MAIDUGURI, Nigeria -- Boko Haram extremists gunned down nearly 100 Muslims who were praying in mosques in a northeast Nigerian town in observance of the holy month of Ramadan, a government official and a self-defense-force fighter said Thursday.

The attack Wednesday night on the town of Kukawa came the day after the Islamic extremist group attacked a village 22 miles away and killed another 48 men and boys, according to witnesses who counted the dead.

The people of Kukawa were in several mosques, praying ahead of breaking their day-long Ramadan fast, when the extremists attacked. They killed 97 people, mainly men, according to self-defense-force spokesman Abbas Gava and a senior government official who spoke on condition of anonymity because he is not authorized to give information to reporters.

Gava said his group's fighters in Kukawa said some militants also broke into people's homes, killing women and children as they prepared the evening meal.

Kukawa is 110 miles northeast of Maiduguri, the biggest city in northeast Nigeria and the birthplace of Boko Haram.

The extremist group often defiles mosques where it believes clerics espouse too moderate a form of Islam.

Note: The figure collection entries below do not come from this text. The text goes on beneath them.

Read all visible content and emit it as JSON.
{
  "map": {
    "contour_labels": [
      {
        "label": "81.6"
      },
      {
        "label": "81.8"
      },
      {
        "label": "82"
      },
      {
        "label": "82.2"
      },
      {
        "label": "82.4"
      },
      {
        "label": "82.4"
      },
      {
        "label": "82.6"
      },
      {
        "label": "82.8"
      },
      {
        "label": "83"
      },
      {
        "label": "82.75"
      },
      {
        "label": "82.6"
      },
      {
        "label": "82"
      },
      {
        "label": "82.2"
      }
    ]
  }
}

Wednesday's attack followed a directive from the Islamic State extremist group for fighters to increase attacks during Ramadan. Boko Haram this year became the Islamic State group's West African ally.

On Tuesday night, the extremists invaded the village of Mussaram, ordered men and women to separate and then opened fire on the men and boys, witnesses said.

On Monday, two suicide bombers blew themselves up prematurely in a village outside Maiduguri an hour before the arrival of Nigerian Vice President Yemi Osinbanjo. He visited some of the hundreds of thousands of people displaced by the 5-year-old Islamic uprising that has killed more than 13,000 people.